Les collyres « hybrides » ont pour objectif d’améliorer la formulation des princeps en retirant principalement les conservateurs sans perdre en efficacité. Ils ont le même principe actif mais répondent à un objectif complémentaire comme une nouvelle formulation, une nouvelle voie d’administration ou une meilleure tolérance. Le pharmacien peut remplacer le princeps par un générique mais ne peut pas substituer les collyres hybrides.
Quelles nouveautés thérapeutiques médicales ?
D’après la communication de Florent Aptel et Cédric Lamirel
Actuellement, 4 classes thérapeutiques sont utilisées en France dans le glaucome. De nombreuses études explorent de nouvelles voies d’action.
Les inhibiteurs des rho-kinases augmentent la perméabilité du trabéculum à l’humeur aqueuse en diminuant la contractilité du cytosquelette des cellules trabéculaires. Les résultats du collyre au netasurdil sont néanmoins décevants, avec une efficacité voisine, voire inférieure à celle des prostaglandines et avec des effets secondaires d’hyperhémie et d’hémorragie conjonctivale par modification de la paroi vasculaire. Toutefois, une combinaison entre une prostaglandine et un inhibiteur des rho-kinases permet d’augmenter significativement l’efficacité sur la PIO mais avec une hyperhémie conjonctivale inévitable.
Des prostaglandines modifiées chimiquement délivrant de l’oxyde nitrique permettent d’augmenter la perméabilité du trabéculum en relâchant son cytosquelette tout en conservant son effet sur l’évacuation uvéosclérale. Ce traitement augmente la baisse de la PIO tout en conservant un bon profil de tolérance. Néanmoins son prix est très élevé et il n’est disponible qu’en Amérique du Nord.

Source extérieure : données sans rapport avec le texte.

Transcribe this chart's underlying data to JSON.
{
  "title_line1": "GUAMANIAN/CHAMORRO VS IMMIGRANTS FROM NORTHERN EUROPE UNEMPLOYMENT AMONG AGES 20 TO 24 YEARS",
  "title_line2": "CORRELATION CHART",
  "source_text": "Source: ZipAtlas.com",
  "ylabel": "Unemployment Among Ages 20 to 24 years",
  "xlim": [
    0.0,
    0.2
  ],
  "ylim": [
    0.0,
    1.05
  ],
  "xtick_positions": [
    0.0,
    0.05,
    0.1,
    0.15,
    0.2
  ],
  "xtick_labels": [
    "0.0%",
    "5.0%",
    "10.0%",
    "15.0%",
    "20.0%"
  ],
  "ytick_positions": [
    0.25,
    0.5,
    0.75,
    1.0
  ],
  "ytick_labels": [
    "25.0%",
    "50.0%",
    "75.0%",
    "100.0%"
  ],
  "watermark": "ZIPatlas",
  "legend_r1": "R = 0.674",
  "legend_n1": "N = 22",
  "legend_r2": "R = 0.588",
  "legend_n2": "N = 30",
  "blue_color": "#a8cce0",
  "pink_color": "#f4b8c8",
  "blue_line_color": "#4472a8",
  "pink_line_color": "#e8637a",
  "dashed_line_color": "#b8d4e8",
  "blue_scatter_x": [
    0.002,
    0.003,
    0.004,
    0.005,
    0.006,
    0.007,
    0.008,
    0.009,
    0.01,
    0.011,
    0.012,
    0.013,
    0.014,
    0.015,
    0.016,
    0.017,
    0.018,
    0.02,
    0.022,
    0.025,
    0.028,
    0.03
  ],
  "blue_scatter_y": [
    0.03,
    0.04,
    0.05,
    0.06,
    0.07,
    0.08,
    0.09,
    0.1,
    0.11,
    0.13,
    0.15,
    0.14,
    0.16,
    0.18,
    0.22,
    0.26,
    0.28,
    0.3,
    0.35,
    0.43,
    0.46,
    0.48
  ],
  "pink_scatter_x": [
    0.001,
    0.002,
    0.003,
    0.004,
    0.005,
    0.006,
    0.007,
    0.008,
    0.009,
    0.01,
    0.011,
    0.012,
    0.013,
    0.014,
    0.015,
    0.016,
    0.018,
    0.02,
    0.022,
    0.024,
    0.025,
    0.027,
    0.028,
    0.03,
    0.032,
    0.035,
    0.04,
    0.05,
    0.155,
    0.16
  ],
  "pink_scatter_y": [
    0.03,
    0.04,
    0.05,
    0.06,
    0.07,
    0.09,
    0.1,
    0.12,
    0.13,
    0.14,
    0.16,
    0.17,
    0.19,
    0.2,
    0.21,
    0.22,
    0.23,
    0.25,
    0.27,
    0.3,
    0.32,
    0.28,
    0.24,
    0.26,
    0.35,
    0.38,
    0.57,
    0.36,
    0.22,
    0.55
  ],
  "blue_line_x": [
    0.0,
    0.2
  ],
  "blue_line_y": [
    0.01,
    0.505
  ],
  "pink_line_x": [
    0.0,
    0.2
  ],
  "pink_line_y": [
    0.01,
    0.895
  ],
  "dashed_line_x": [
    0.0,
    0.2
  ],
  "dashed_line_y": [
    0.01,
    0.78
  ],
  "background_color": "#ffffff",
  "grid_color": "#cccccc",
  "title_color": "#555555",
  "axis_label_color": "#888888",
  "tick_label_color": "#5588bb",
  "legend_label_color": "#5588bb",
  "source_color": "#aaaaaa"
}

L’amélioration des collyres existants avec le développement de nouvelles formulations sont une autre voie intéressante. Les collyres hybrides correspondent à cette nouvelle catégorie. Le laboratoire Horus Pharma a mis sur le marché en 2022 le Xiop®, un latanoprost 50 µg/mL en unidose sans conservateur. La bioéquivalence avec le Xalatan® (produit princeps conservé) et le Xiop® a été démontrée par différentes études précliniques. Les études chez l’animal ont une fois de plus montré que le BAK ne jouait pas de rôle dans la pénétration du principe actif, puisque les mêmes concentrations en latanoprost acide ont été retrouvées dans l’humeur aqueuse et dans les corps ciliaires pour les 2 produits testés. D’autres tests de perméation cornéenne in vitro plus « éthiques » présentent les mêmes résultats, avec une pénétration du Xiop® à travers l’épithélium cornéen superposable à celle du Xalatan® malgré l’absence de conservateurs dans le Xiop®.
Nouveautés dans la vie réelle : retour d’expérience
D’après la communication de Nathalie Collignon
Le Pr Collignon, ophtalmologiste en Belgique, dirige actuellement une étude rétrospective, multicentrique, observationnelle sur l’efficacité, la sécurité et la tolérance oculaire du Xiop® chez des patients atteints d’un GPAO ou d’une HTO, naïfs de traitement ou traités en monothérapie par des prostaglandines.
Les résultats seront présentés lors de prochains congrès mais les premiers retours cliniques des patients traités par Xiop® sont très encourageants. Le Xiop® est une prostaglandine 2.0 aussi efficace sur la PIO mais beaucoup plus respectueuse de la surface oculaire.